The US President's Emergency Plan for AIDS Relief, or PEPFAR, is arguably the most successful US foreign policy in decades. It expires at the end of this year, although there will certainly be a push to renew it. It’s also proof that Republicans, like Bush, can work together with Democrats, who pushed for the AIDS relief money in Congress. Biden notably wants that to be the model for his cancer effort.
There’s one reason why we’re able to do all of these things: our democracy itself.
It’s the most fundamental thing of all.
With democracy, everything is possible. Without it, nothing is.
For the last few years our democracy has been threatened, attacked, and put at risk.
Put to the test here, in this very room, on January 6th.
And then, just a few months ago, unhinged by the Big Lie, an assailant unleashed political violence in the home of the then-Speaker of this House of Representatives. Using the very same language that insurrectionists who stalked these halls chanted on January 6th.
Here tonight in this chamber is the man who bears the scars of that brutal attack, but is as tough and strong and as resilient as they get.
My friend, Paul Pelosi.
Paul Pelosi, wearing a fedora, was in attendance and sitting next to rock star Bono. They were among the guests invited to this year’s address.
But such a heinous act never should have happened.
We must all speak out. There is no place for political violence in America. In America, we must protect the right to vote, not suppress that fundamental right. We honor the results of our elections, not subvert the will of the people. We must uphold the rule of the law and restore trust in our institutions of democracy.
It is notable that Republicans lost in many of the marquee races featuring election-denying candidates last November. It will be a test of US democracy to see if faith in elections, eroded in recent years, begins to repair.
And we must give hate and extremism in any form no safe harbor.
Democracy must not be a partisan issue. It must be an American issue.
Every generation of Americans has faced a moment where they have been called on to protect our democracy, to defend it, to stand up for it.
And this is our moment.
Biden made the effort to protect democracy sound like a war here. That phrasing about generations being called on to protect democracy has echoes in previous foreign wars.
My fellow Americans, we meet tonight at an inflection point. One of those moments that only a few generations ever face, where the decisions we make now will decide the course of this nation and of the world for decades to come.
We are not bystanders to history. We are not powerless before the forces that confront us. It is within our power, of We the People.

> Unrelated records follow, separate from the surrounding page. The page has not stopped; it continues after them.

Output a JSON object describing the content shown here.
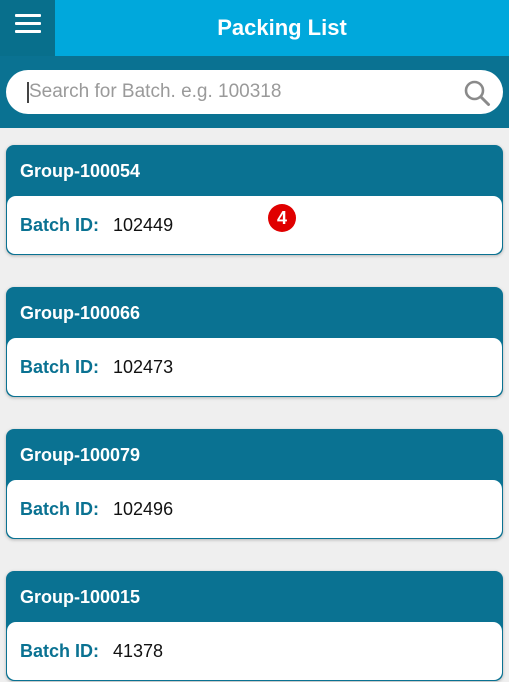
{
  "header": {
    "title": "Packing List",
    "menu_icon": "hamburger-menu-icon"
  },
  "search": {
    "placeholder": "Search for Batch. e.g. 100318",
    "value": "",
    "icon": "search-icon"
  },
  "groups": [
    {
      "group": "Group-100054",
      "batch_label": "Batch ID:",
      "batch_id": "102449"
    },
    {
      "group": "Group-100066",
      "batch_label": "Batch ID:",
      "batch_id": "102473"
    },
    {
      "group": "Group-100079",
      "batch_label": "Batch ID:",
      "batch_id": "102496"
    },
    {
      "group": "Group-100015",
      "batch_label": "Batch ID:",
      "batch_id": "41378"
    }
  ],
  "badge": {
    "value": "4"
  },
  "colors": {
    "header": "#00a8dc",
    "menu_button": "#086f8c",
    "card_header": "#0a7292",
    "batch_label": "#0a7292",
    "badge": "#e00000",
    "background": "#efefef"
  }
}
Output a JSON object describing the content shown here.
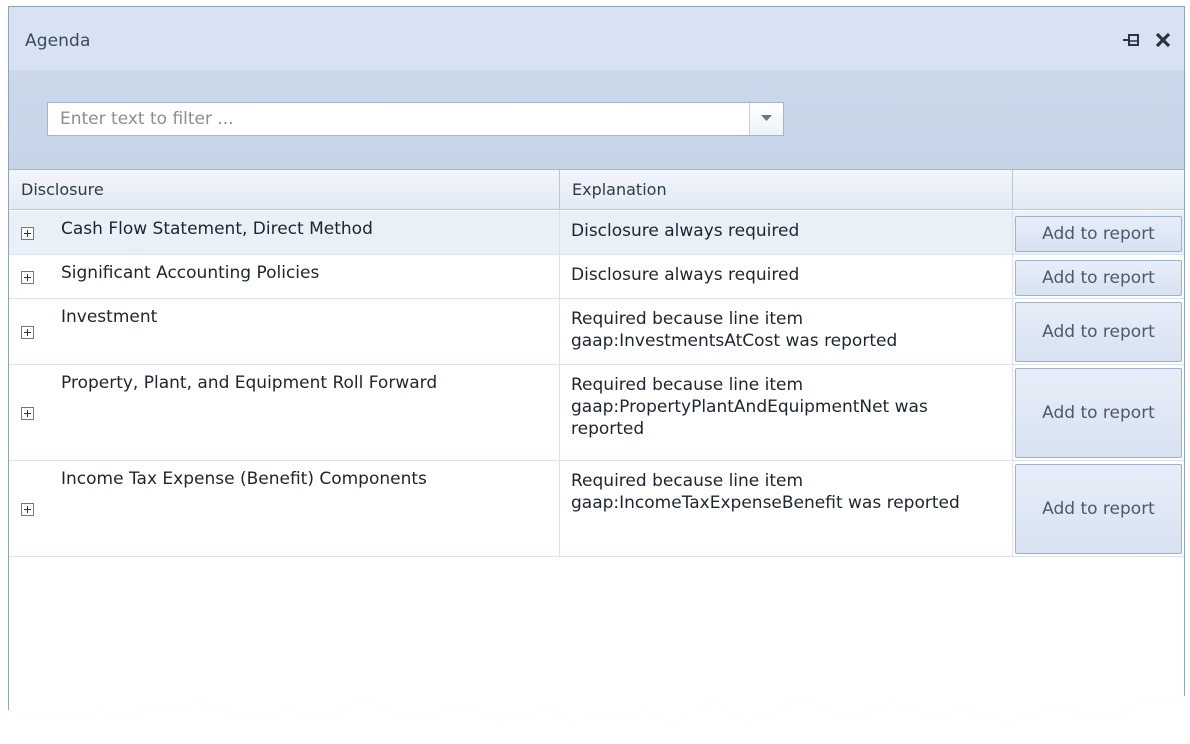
{
  "panel": {
    "title": "Agenda",
    "pin_icon": "pin-icon",
    "close_icon": "close-icon"
  },
  "filter": {
    "placeholder": "Enter text to filter ...",
    "value": "",
    "dropdown_icon": "chevron-down-icon"
  },
  "grid": {
    "columns": {
      "disclosure": "Disclosure",
      "explanation": "Explanation",
      "action": ""
    },
    "rows": [
      {
        "disclosure": "Cash Flow Statement, Direct Method",
        "explanation": "Disclosure always required",
        "action": "Add to report"
      },
      {
        "disclosure": "Significant Accounting Policies",
        "explanation": "Disclosure always required",
        "action": "Add to report"
      },
      {
        "disclosure": "Investment",
        "explanation": "Required because line item gaap:InvestmentsAtCost was reported",
        "action": "Add to report"
      },
      {
        "disclosure": "Property, Plant, and Equipment Roll Forward",
        "explanation": "Required because line item gaap:PropertyPlantAndEquipmentNet was reported",
        "action": "Add to report"
      },
      {
        "disclosure": "Income Tax Expense (Benefit) Components",
        "explanation": "Required because line item gaap:IncomeTaxExpenseBenefit was reported",
        "action": "Add to report"
      }
    ]
  },
  "colors": {
    "panel_background": "#cfdcec",
    "selected_row": "#eaf0f8",
    "button_border": "#9fb2cb"
  }
}
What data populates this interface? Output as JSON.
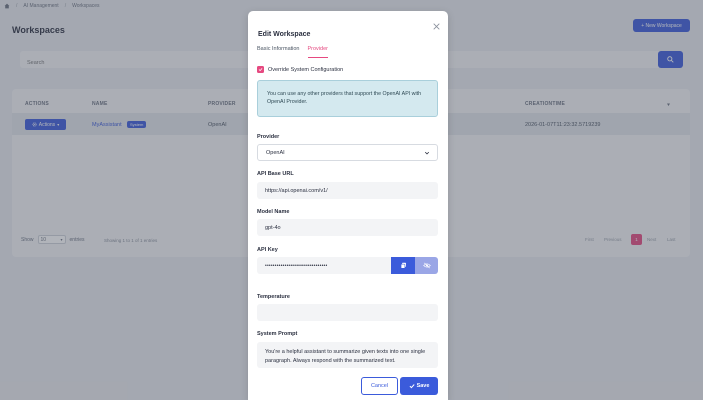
{
  "breadcrumb": {
    "items": [
      "AI Management",
      "Workspaces"
    ]
  },
  "page": {
    "title": "Workspaces",
    "new_button": "+ New Workspace"
  },
  "search": {
    "placeholder": "Search"
  },
  "table": {
    "headers": [
      "ACTIONS",
      "NAME",
      "PROVIDER",
      "CREATIONTIME"
    ],
    "row": {
      "actions": "Actions",
      "name": "MyAssistant",
      "badge": "System",
      "provider": "OpenAI",
      "creation_time": "2026-01-07T11:23:32.5719239"
    },
    "show_label": "Show",
    "page_size": "10",
    "entries_label": "entries",
    "showing": "Showing 1 to 1 of 1 entries",
    "pager": [
      "First",
      "Previous",
      "1",
      "Next",
      "Last"
    ]
  },
  "modal": {
    "title": "Edit Workspace",
    "tabs": [
      {
        "label": "Basic Information"
      },
      {
        "label": "Provider"
      }
    ],
    "override_label": "Override System Configuration",
    "info_text": "You can use any other providers that support the OpenAI API with OpenAI Provider.",
    "provider_label": "Provider",
    "provider_value": "OpenAI",
    "api_base_label": "API Base URL",
    "api_base_value": "https://api.openai.com/v1/",
    "model_label": "Model Name",
    "model_value": "gpt-4o",
    "api_key_label": "API Key",
    "api_key_value": "••••••••••••••••••••••••••••••••",
    "temperature_label": "Temperature",
    "temperature_value": "",
    "system_prompt_label": "System Prompt",
    "system_prompt_value": "You're a helpful assistant to summarize given texts into one single paragraph. Always respond with the summarized text.",
    "cancel_label": "Cancel",
    "save_label": "Save"
  },
  "colors": {
    "primary": "#3b5bdb",
    "accent": "#e64980",
    "info_bg": "#d4e9ef"
  }
}
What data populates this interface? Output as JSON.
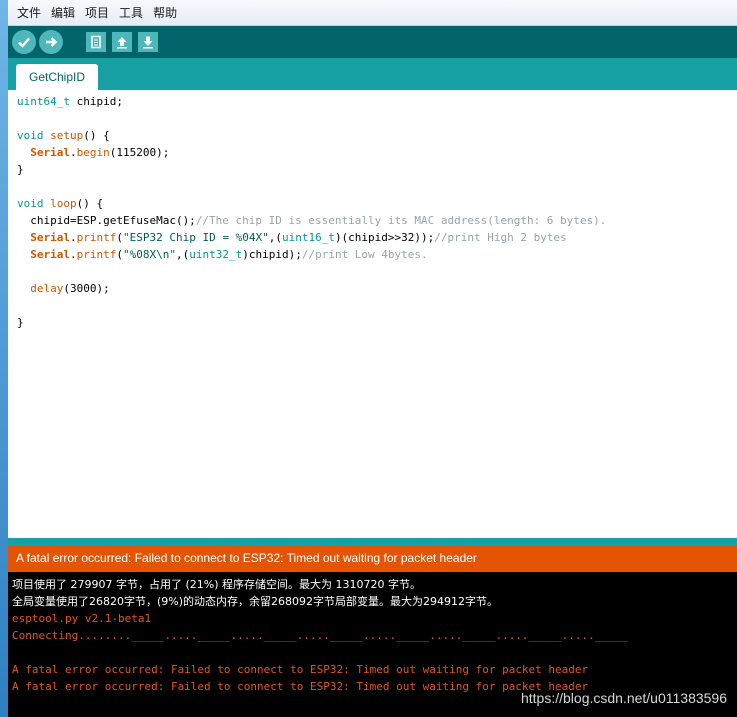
{
  "menubar": {
    "items": [
      "文件",
      "编辑",
      "项目",
      "工具",
      "帮助"
    ]
  },
  "toolbar": {
    "buttons": [
      "verify-icon",
      "upload-icon",
      "new-icon",
      "open-icon",
      "save-icon"
    ]
  },
  "tab": {
    "label": "GetChipID"
  },
  "code": {
    "l1": [
      "uint64_t",
      " chipid;"
    ],
    "l3": [
      "void",
      " ",
      "setup",
      "() {"
    ],
    "l4": [
      "  ",
      "Serial",
      ".",
      "begin",
      "(115200);"
    ],
    "l5": "}",
    "l7": [
      "void",
      " ",
      "loop",
      "() {"
    ],
    "l8": [
      "  chipid=ESP.getEfuseMac();",
      "//The chip ID is essentially its MAC address(length: 6 bytes)."
    ],
    "l9": [
      "  ",
      "Serial",
      ".",
      "printf",
      "(",
      "\"ESP32 Chip ID = %04X\"",
      ",(",
      "uint16_t",
      ")(chipid>>32));",
      "//print High 2 bytes"
    ],
    "l10": [
      "  ",
      "Serial",
      ".",
      "printf",
      "(",
      "\"%08X\\n\"",
      ",(",
      "uint32_t",
      ")chipid);",
      "//print Low 4bytes."
    ],
    "l12": [
      "  ",
      "delay",
      "(3000);"
    ],
    "l14": "}"
  },
  "status": {
    "message": "A fatal error occurred: Failed to connect to ESP32: Timed out waiting for packet header"
  },
  "console": {
    "line1": "项目使用了 279907 字节，占用了 (21%) 程序存储空间。最大为 1310720 字节。",
    "line2": "全局变量使用了26820字节，(9%)的动态内存，余留268092字节局部变量。最大为294912字节。",
    "line3": "esptool.py v2.1-beta1",
    "line4": "Connecting........_____....._____....._____....._____....._____....._____....._____....._____",
    "line6": "A fatal error occurred: Failed to connect to ESP32: Timed out waiting for packet header",
    "line7": "A fatal error occurred: Failed to connect to ESP32: Timed out waiting for packet header",
    "watermark": "https://blog.csdn.net/u011383596"
  },
  "colors": {
    "toolbar": "#006468",
    "tabbar": "#17a1a5",
    "status": "#e35505"
  }
}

We are facing the test of our time and the time for choosing is at hand.
We must be the nation we have always been at our best. Optimistic. Hopeful. Forward-looking.
A nation that embraces, light over darkness, hope over fear, unity over division. Stability over chaos.
We must see each other not as enemies, but as fellow Americans. We are a good people, the only nation in the world built on an idea.
That all of us, every one of us, is created equal in the image of God. A nation that stands as a beacon to the world. A nation in a new age of possibilities.
So I have come here to fulfill my constitutional duty to report on the state of the union. And here is my report.
Because the soul of this nation is strong, because the backbone of this nation is strong, because the people of this nation are strong, the State of the Union is strong.
As I stand here tonight, I have never been more optimistic about the future of America. We just have to remember who we are.
We are the United States of America and there is nothing, nothing beyond our capacity if we do it together.
May God bless you all. May God protect our troops.